Exactly two weeks after moving in, though, Munguia was told to move out temporarily.
Investigators had to dig up the cement slab Dee Dee Moore had laid under a canopy of trees behind the adjacent property and needed to search the brick house and the bigger house next door at 5802 S.R. 60.
They had to find Shakespeare's body and figured out who killed him.
"I moved into a nightmare," Munguia said.
Until the end of January, business had been good, she said. But then Shakespeare's body was found and Moore was arrested. The business was mentioned in news articles and television broadcasts around the country.
The business suffered beyond a loss of clients, Munguia said. After the news broke, and TV trucks began camping out on the road just off the property, she began losing nurses.
"Who wants to work at a murder scene?" she asked rhetorically.
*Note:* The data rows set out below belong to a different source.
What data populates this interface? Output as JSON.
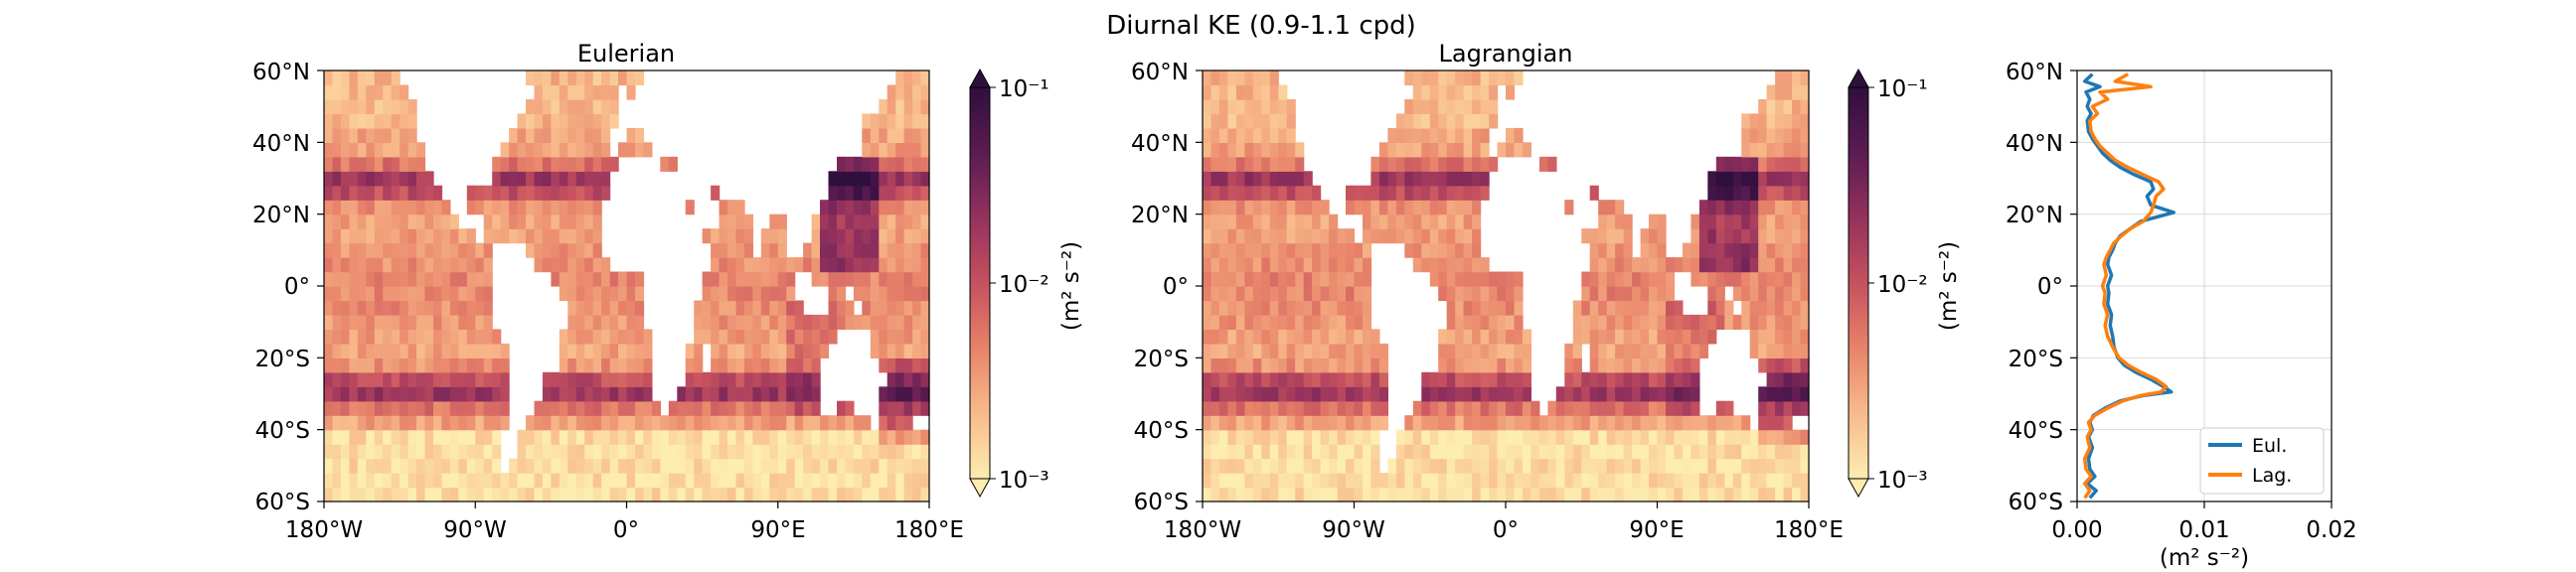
{
  "figure": {
    "suptitle": "Diurnal KE (0.9-1.1 cpd)"
  },
  "chart_data": [
    {
      "type": "heatmap",
      "title": "Eulerian",
      "x_ticks": [
        "180°W",
        "90°W",
        "0°",
        "90°E",
        "180°E"
      ],
      "x_tick_values": [
        -180,
        -90,
        0,
        90,
        180
      ],
      "y_ticks": [
        "60°S",
        "40°S",
        "20°S",
        "0°",
        "20°N",
        "40°N",
        "60°N"
      ],
      "y_tick_values": [
        -60,
        -40,
        -20,
        0,
        20,
        40,
        60
      ],
      "xlim": [
        -180,
        180
      ],
      "ylim": [
        -60,
        60
      ],
      "colorbar": {
        "label": "(m² s⁻²)",
        "scale": "log",
        "range": [
          0.001,
          0.1
        ],
        "tick_labels": [
          "10⁻³",
          "10⁻²",
          "10⁻¹"
        ],
        "colormap": "matter",
        "colors": [
          "#fdedb0",
          "#f8b98a",
          "#e8846a",
          "#c6515f",
          "#93315d",
          "#5c1c52",
          "#2f0f3d"
        ],
        "extend": "both"
      },
      "land_color": "#ffffff"
    },
    {
      "type": "heatmap",
      "title": "Lagrangian",
      "x_ticks": [
        "180°W",
        "90°W",
        "0°",
        "90°E",
        "180°E"
      ],
      "x_tick_values": [
        -180,
        -90,
        0,
        90,
        180
      ],
      "y_ticks": [
        "60°S",
        "40°S",
        "20°S",
        "0°",
        "20°N",
        "40°N",
        "60°N"
      ],
      "y_tick_values": [
        -60,
        -40,
        -20,
        0,
        20,
        40,
        60
      ],
      "xlim": [
        -180,
        180
      ],
      "ylim": [
        -60,
        60
      ],
      "colorbar": {
        "label": "(m² s⁻²)",
        "scale": "log",
        "range": [
          0.001,
          0.1
        ],
        "tick_labels": [
          "10⁻³",
          "10⁻²",
          "10⁻¹"
        ],
        "colormap": "matter",
        "colors": [
          "#fdedb0",
          "#f8b98a",
          "#e8846a",
          "#c6515f",
          "#93315d",
          "#5c1c52",
          "#2f0f3d"
        ],
        "extend": "both"
      },
      "land_color": "#ffffff"
    },
    {
      "type": "line",
      "title": "",
      "xlabel": "(m² s⁻²)",
      "ylabel": "",
      "xlim": [
        0,
        0.02
      ],
      "ylim": [
        -60,
        60
      ],
      "x_ticks": [
        "0.00",
        "0.01",
        "0.02"
      ],
      "x_tick_values": [
        0,
        0.01,
        0.02
      ],
      "y_ticks": [
        "60°S",
        "40°S",
        "20°S",
        "0°",
        "20°N",
        "40°N",
        "60°N"
      ],
      "y_tick_values": [
        -60,
        -40,
        -20,
        0,
        20,
        40,
        60
      ],
      "grid": true,
      "legend_position": "lower-right",
      "series": [
        {
          "name": "Eul.",
          "color": "#1f77b4",
          "points": [
            [
              0.001,
              -59
            ],
            [
              0.0015,
              -57
            ],
            [
              0.0008,
              -55
            ],
            [
              0.0014,
              -53
            ],
            [
              0.001,
              -51
            ],
            [
              0.0009,
              -48
            ],
            [
              0.0012,
              -45
            ],
            [
              0.0009,
              -42
            ],
            [
              0.0012,
              -40
            ],
            [
              0.001,
              -38
            ],
            [
              0.0013,
              -36
            ],
            [
              0.0022,
              -34
            ],
            [
              0.0034,
              -32
            ],
            [
              0.0052,
              -30.5
            ],
            [
              0.0074,
              -29.5
            ],
            [
              0.0068,
              -28
            ],
            [
              0.0058,
              -26
            ],
            [
              0.0046,
              -24
            ],
            [
              0.0037,
              -22
            ],
            [
              0.0032,
              -20
            ],
            [
              0.0029,
              -17
            ],
            [
              0.0028,
              -14
            ],
            [
              0.0026,
              -11
            ],
            [
              0.0027,
              -8
            ],
            [
              0.0024,
              -5
            ],
            [
              0.0025,
              -2
            ],
            [
              0.0024,
              0
            ],
            [
              0.0027,
              3
            ],
            [
              0.0024,
              6
            ],
            [
              0.0025,
              8
            ],
            [
              0.0028,
              10
            ],
            [
              0.003,
              12
            ],
            [
              0.0034,
              14
            ],
            [
              0.0042,
              16
            ],
            [
              0.005,
              18
            ],
            [
              0.0076,
              20.5
            ],
            [
              0.0058,
              22.5
            ],
            [
              0.0055,
              25
            ],
            [
              0.006,
              27
            ],
            [
              0.0058,
              29
            ],
            [
              0.0045,
              31
            ],
            [
              0.0034,
              33
            ],
            [
              0.0026,
              35
            ],
            [
              0.002,
              37
            ],
            [
              0.0016,
              39
            ],
            [
              0.0012,
              41
            ],
            [
              0.0009,
              43
            ],
            [
              0.0008,
              46
            ],
            [
              0.0011,
              48
            ],
            [
              0.0008,
              50
            ],
            [
              0.001,
              52
            ],
            [
              0.0007,
              54
            ],
            [
              0.0018,
              55.5
            ],
            [
              0.0006,
              57
            ],
            [
              0.0012,
              59
            ]
          ]
        },
        {
          "name": "Lag.",
          "color": "#ff7f0e",
          "points": [
            [
              0.0006,
              -59
            ],
            [
              0.001,
              -57
            ],
            [
              0.0006,
              -55
            ],
            [
              0.0011,
              -53
            ],
            [
              0.0007,
              -51
            ],
            [
              0.0006,
              -48
            ],
            [
              0.001,
              -45
            ],
            [
              0.0008,
              -42
            ],
            [
              0.0011,
              -40
            ],
            [
              0.0009,
              -38
            ],
            [
              0.0014,
              -36
            ],
            [
              0.0024,
              -34
            ],
            [
              0.0036,
              -32
            ],
            [
              0.005,
              -30.5
            ],
            [
              0.0066,
              -29.5
            ],
            [
              0.007,
              -28
            ],
            [
              0.0062,
              -26
            ],
            [
              0.005,
              -24
            ],
            [
              0.004,
              -22
            ],
            [
              0.0033,
              -20
            ],
            [
              0.0028,
              -17
            ],
            [
              0.0024,
              -14
            ],
            [
              0.0022,
              -11
            ],
            [
              0.0024,
              -8
            ],
            [
              0.0021,
              -5
            ],
            [
              0.0022,
              -2
            ],
            [
              0.002,
              0
            ],
            [
              0.0023,
              3
            ],
            [
              0.0021,
              6
            ],
            [
              0.0023,
              8
            ],
            [
              0.0026,
              10
            ],
            [
              0.0029,
              12
            ],
            [
              0.0035,
              14
            ],
            [
              0.0042,
              16
            ],
            [
              0.0052,
              18
            ],
            [
              0.0058,
              20.5
            ],
            [
              0.006,
              22.5
            ],
            [
              0.0062,
              25
            ],
            [
              0.0068,
              27
            ],
            [
              0.0064,
              29
            ],
            [
              0.0052,
              31
            ],
            [
              0.004,
              33
            ],
            [
              0.003,
              35
            ],
            [
              0.0024,
              37
            ],
            [
              0.0018,
              39
            ],
            [
              0.0014,
              41
            ],
            [
              0.0011,
              43
            ],
            [
              0.001,
              46
            ],
            [
              0.0016,
              48
            ],
            [
              0.0012,
              50
            ],
            [
              0.0024,
              52
            ],
            [
              0.0018,
              54
            ],
            [
              0.0058,
              55.5
            ],
            [
              0.003,
              57
            ],
            [
              0.004,
              59
            ]
          ]
        }
      ]
    }
  ]
}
There are few remnants of the crime. Munguia said she there are no obvious indicators of where Shakespeare was killed. The most visible sign that something untoward happened here is out back, where the cement slab that covered Shakespeare is chopped into chunks and piled nearby.
The hole is now covered over and all that remains are the tire marks of the heavy equipment that dug him up, then filled in the hole.
No matter. Munguia wants out.
But there are complications to the move.
On Friday, a friend of Moore's - who would not give her name - was overseeing things because some of the items inside were purchased by Moore before she met Shakespeare, said Moore's mother, Linda Donegan.
Some belong to Moore's son, Robert James Moore, other items were purchased after Moore met Shakespeare. Same for the house at 5802 S.R. 60.
Donegan said the family is trying to sort everything out.
Anything purchased after her daughter met Shakespeare will be turned over to Shakespeare's family, Donegan said.
That includes the new carpets, a stainless steel refrigerator, new windows, new wiring and many other improvements, about $70,000 worth in all at the house 5802 S.R. 60, said Donegan. "I am making a list of all the things Dee Dee bought since she met Abraham,'' Donegan said. "It will all go to his family."